With Nigeria’s physician-to-patient ratio currently placed at four doctors per 10,000 patients, far below the global average of 15 doctors per 10,000 patients, organisers of the ongoing Africa Rising Series has stated that the introduction of ‘Konikore’ technology into Nigeria will help bridge the current doctor-patient ratio. This it believes will disrupt the country’s healthcare and diagnostics space for better healthcare delivery.

Konikore technology is a device that detects Volatile Organic Compounds (VOCs) present in the air by a Silicon Valley-based start-up, called Koniku. The device is a chip that can smell, detects chemicals at very minute concentrations that has found applications across multiple industries like healthcare and diagnostics, aviation and airport security, agriculture, military and FMCGs manufacturing with the potential to revolutionise many more.

Oshiorenoya (Osh) Agabi, neuroscientist and CEO Koniku, said by breathing on the Konikore, the device will be able to detect diseases in human body, thereby revolutionising healthcare to bridge doctor-patients ratio and help low-income communities that lack access to doctors.

“Over 20per cent of people around the world have never seen a doctor, because of the poor doctor to patient ratio. Just in the same way mobile phones disrupted the telecoms space, we are hoping to do the same in healthcare by democratizing access to doctors,” said Agabi stating that the device is to bridge the current market gap.

According to him, Konikore will work as a first-stage screening device which will give a high degree of certainty in diagnosis. “We will work hand-in-hand with the healthcare professionals and existing systems, to make them more efficient at carrying out their tasks. The goal is not to replace the current diagnostics systems, but to complement them,” said Agabi.

During the week-long event which started on Monday, Agabi met with potential investors, financial experts, members of the academic community, government, and other stakeholders.

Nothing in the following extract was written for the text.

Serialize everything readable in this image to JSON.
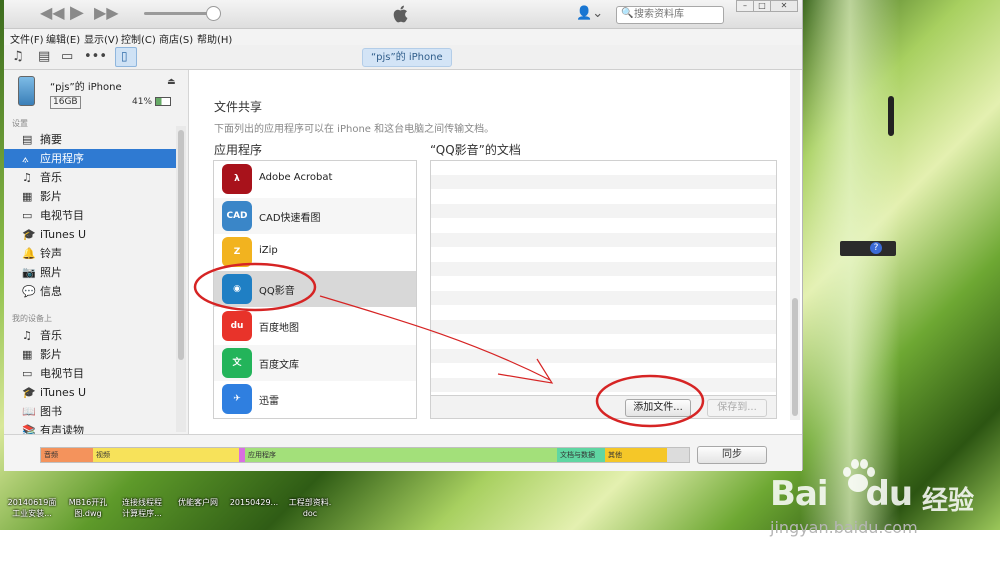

He equally delivered presentations to the Lagos Medical Society as well as the School of Neurosciences at the College of Medicine, Idi-Araba.

While at the Africa Rising Series cocktail, Agabi spoke with fellow innovators and entrepreneurs, sharing his knowledge on moving from being a local player to a global achiever. Similarly, Agabi held a masterclass section for MedTech entrepreneurs and other medical practitioners.

Akintoye Akindele, chairman, Platform Capital said Agabi embodies the spirit of Platform Capital’s Africa Rising Series, as a home grown genius that is now a global player in technology and innovation. According to him, the series aims to bridge the gap between developed nations and emerging markets within Africa, unveiling the possibilities for global trade and cross-cultural exchanges of ideas and opportunities.

“For us at Platform Capital, Osh Agabi demonstrates Africa’s potential. It is our pride as a nation to have someone who has 21 patents to his name is celebrated internationally and has created technology that can solve problems in Food, Security, and Healthcare. It is important to bring this technology home, so we can begin to solve the Continent’s problems,” said Akindele.